Learning interpretable continuous-time models of latent stochastic dynamical systems
This work addresses the challenge of modeling complex, latent stochastic dynamics for researchers in fields like systems biology or physics, though it appears incremental as it builds on existing methods like Gaussian processes and sparse variational inference.
The authors tackled the problem of learning interpretable continuous-time models of latent stochastic dynamical systems from noisy, unevenly sampled high-dimensional data, and demonstrated their approach on simulated nonlinear dynamical systems.
We develop an approach to learn an interpretable semi-parametric model of a latent continuous-time stochastic dynamical system, assuming noisy high-dimensional outputs sampled at uneven times.
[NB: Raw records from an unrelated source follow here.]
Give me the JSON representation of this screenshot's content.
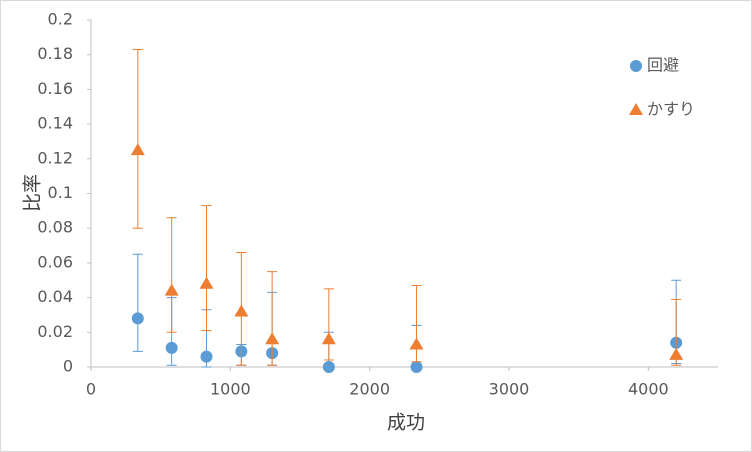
{
  "chart_data": {
    "type": "scatter",
    "xlabel": "成功",
    "ylabel": "比率",
    "x": [
      336,
      579,
      829,
      1079,
      1300,
      1707,
      2336,
      4200
    ],
    "series": [
      {
        "name": "回避",
        "color": "#5b9bd5",
        "marker": "circle",
        "values": [
          0.028,
          0.011,
          0.006,
          0.009,
          0.008,
          0,
          0,
          0.014
        ],
        "error_plus": [
          0.037,
          0.029,
          0.027,
          0.004,
          0.035,
          0.02,
          0.024,
          0.036
        ],
        "error_minus": [
          0.019,
          0.01,
          0.006,
          0.008,
          0.007,
          0,
          0,
          0.012
        ]
      },
      {
        "name": "かすり",
        "color": "#ed7d31",
        "marker": "triangle",
        "values": [
          0.125,
          0.044,
          0.048,
          0.032,
          0.016,
          0.016,
          0.013,
          0.007
        ],
        "error_plus": [
          0.058,
          0.042,
          0.045,
          0.034,
          0.039,
          0.029,
          0.034,
          0.032
        ],
        "error_minus": [
          0.045,
          0.024,
          0.027,
          0.031,
          0.015,
          0.012,
          0.01,
          0.006
        ]
      }
    ],
    "xlim": [
      0,
      4500
    ],
    "xticks": [
      0,
      1000,
      2000,
      3000,
      4000
    ],
    "ylim": [
      0,
      0.2
    ],
    "yticks": [
      0,
      0.02,
      0.04,
      0.06,
      0.08,
      0.1,
      0.12,
      0.14,
      0.16,
      0.18,
      0.2
    ],
    "grid": false,
    "legend": "upper right"
  }
}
The dynamics are described by a nonlinear stochastic differential equation (SDE) driven by a Wiener process, with a drift evolution function drawn from a Gaussian process (GP) conditioned on a set of learnt fixed points and corresponding local Jacobian matrices. This form yields a flexible nonparametric model of the dynamics, with a representation corresponding directly to the interpretable portraits routinely employed in the study of nonlinear dynamical systems. The learning algorithm combines inference of continuous latent paths underlying observed data with a sparse variational description of the dynamical process. We demonstrate our approach on simulated data from different nonlinear dynamical systems.